The diary lasts three years; more than the game of coins, more than the talks (or “love meetings”, as Pasolini would have called them) with friends or with her companion Miles, with her mother and the fortune tellers or seers, writing claimed to be the most effective means , from which she confidently derive an answer: but the answer will come as natural as time, which gives her the increasingly peaceful perception of the end of her fertility, reconciling her with her partner, with her mother, with mothers (friends, colleagues, occasional acquaintances ), teaching her that the specific weight of motherhood and non-motherhood is no different on the scale. Time reconciles her with her free nature, unwilling to make irreversible choices (and a child is, there is no turning back): an open and curious nature but also inclined to close experiences that at some point may appear saturated and unsatisfying.

“It would be easier to have a child than do what I want. Yet when I so frequently do the opposite of what I want, what is one more thing?

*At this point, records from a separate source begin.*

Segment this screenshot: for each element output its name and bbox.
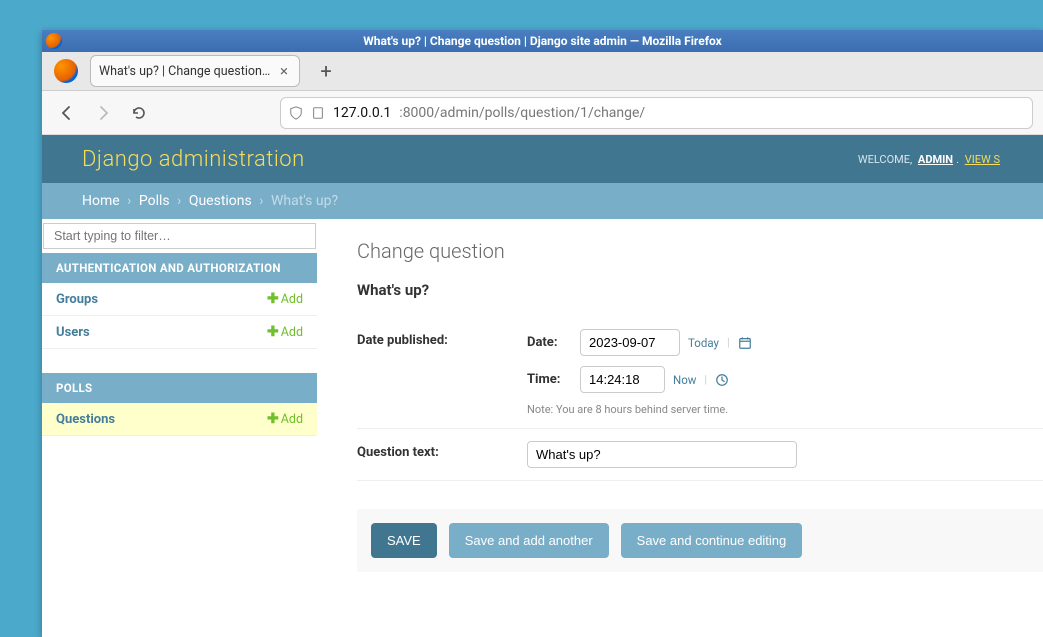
shield-icon	[289, 106, 303, 120]
new-tab-button[interactable]: +	[312, 57, 340, 85]
add-questions-link[interactable]: ✚ Add	[267, 411, 303, 427]
tab-bar: What's up? | Change question | Django si…	[42, 52, 1043, 91]
reload-icon	[131, 105, 147, 121]
add-groups-link[interactable]: ✚ Add	[267, 291, 303, 307]
time-sublabel: Time:	[527, 372, 572, 387]
window-title: What's up? | Change question | Django si…	[363, 34, 722, 48]
plus-icon: ✚	[267, 411, 279, 427]
model-link[interactable]: Groups	[56, 292, 98, 307]
model-link[interactable]: Users	[56, 325, 90, 340]
breadcrumb-model[interactable]: Questions	[189, 193, 252, 209]
calendar-icon[interactable]	[738, 336, 752, 350]
model-link[interactable]: Questions	[56, 412, 115, 427]
address-box[interactable]: 127.0.0.1 :8000/admin/polls/question/1/ch…	[280, 97, 1033, 129]
form-row-question-text: Question text:	[357, 429, 1043, 481]
today-link[interactable]: Today	[688, 336, 719, 350]
url-path: :8000/admin/polls/question/1/change/	[399, 105, 645, 121]
field-label: Question text:	[357, 441, 527, 468]
page-icon	[311, 106, 325, 120]
sidebar: AUTHENTICATION AND AUTHORIZATION Groups …	[42, 219, 317, 637]
sidebar-filter-input[interactable]	[43, 223, 316, 249]
time-input[interactable]	[580, 366, 665, 393]
django-header: Django administration WELCOME, ADMIN. VI…	[42, 135, 1043, 183]
url-bar: 127.0.0.1 :8000/admin/polls/question/1/ch…	[42, 91, 1043, 135]
firefox-home-icon[interactable]	[54, 59, 78, 83]
clock-icon[interactable]	[715, 373, 729, 387]
view-site-link[interactable]: VIEW S	[965, 153, 1000, 166]
form-row-date-published: Date published: Date: Today | Time:	[357, 317, 1043, 429]
forward-button	[88, 98, 118, 128]
breadcrumb-current: What's up?	[271, 193, 338, 209]
arrow-left-icon	[59, 105, 75, 121]
close-tab-icon[interactable]: ×	[277, 64, 291, 78]
firefox-icon	[46, 33, 62, 49]
window-titlebar: What's up? | Change question | Django si…	[42, 30, 1043, 52]
user-tools: WELCOME, ADMIN. VIEW S	[858, 153, 1003, 166]
back-button[interactable]	[52, 98, 82, 128]
save-add-another-button[interactable]: Save and add another	[449, 523, 609, 558]
save-button[interactable]: SAVE	[371, 523, 437, 558]
timezone-note: Note: You are 8 hours behind server time…	[527, 403, 1043, 416]
date-sublabel: Date:	[527, 335, 572, 350]
arrow-right-icon	[95, 105, 111, 121]
page-title: Change question	[357, 239, 1043, 263]
plus-icon: ✚	[267, 324, 279, 340]
breadcrumb-home[interactable]: Home	[82, 193, 120, 209]
add-users-link[interactable]: ✚ Add	[267, 324, 303, 340]
question-text-input[interactable]	[527, 441, 797, 468]
app-caption-polls: POLLS	[42, 373, 317, 403]
sidebar-item-users[interactable]: Users ✚ Add	[42, 316, 317, 349]
breadcrumb-app[interactable]: Polls	[139, 193, 170, 209]
object-title: What's up?	[357, 281, 1043, 299]
site-brand[interactable]: Django administration	[82, 147, 305, 172]
browser-tab[interactable]: What's up? | Change question | Django si…	[90, 55, 300, 87]
save-continue-button[interactable]: Save and continue editing	[621, 523, 803, 558]
tab-title: What's up? | Change question | Django si…	[99, 64, 273, 79]
field-label: Date published:	[357, 329, 527, 416]
breadcrumb: Home › Polls › Questions › What's up?	[42, 183, 1043, 219]
plus-icon: ✚	[267, 291, 279, 307]
date-input[interactable]	[580, 329, 680, 356]
user-link[interactable]: ADMIN	[918, 153, 953, 166]
sidebar-item-questions[interactable]: Questions ✚ Add	[42, 403, 317, 436]
reload-button[interactable]	[124, 98, 154, 128]
submit-row: SAVE Save and add another Save and conti…	[357, 509, 1043, 572]
sidebar-item-groups[interactable]: Groups ✚ Add	[42, 283, 317, 316]
app-caption-auth: AUTHENTICATION AND AUTHORIZATION	[42, 253, 317, 283]
welcome-label: WELCOME,	[858, 153, 912, 166]
page-content: Django administration WELCOME, ADMIN. VI…	[42, 135, 1043, 637]
now-link[interactable]: Now	[673, 373, 696, 387]
main-pane: Change question What's up? Date publishe…	[317, 219, 1043, 637]
url-host: 127.0.0.1	[333, 105, 391, 121]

Why not go all the way into falsehood, for me? I might as well have kids. Yet that is where I draw the line. ”

“But the thought of having children always made me feel dizzy, or as elated as sucking helium, like all the things I rushed into, and just as impulsively, left.”

It may seem an absolutely banal conclusion, but every page of Sheila Heti is special, because without filters it reproduces a torment that so many women (perhaps every woman) feel when faced with the enigma of wanting / not wanting / having to be mothers, with a writing at times moving, at times enlightening, other times comically weepy, giving back to us, in a “true novel”, reflections that when they appear obvious are instead elusive, and when they touched one’s mind’s twists and turns suddenly offer straightforward and linear insights.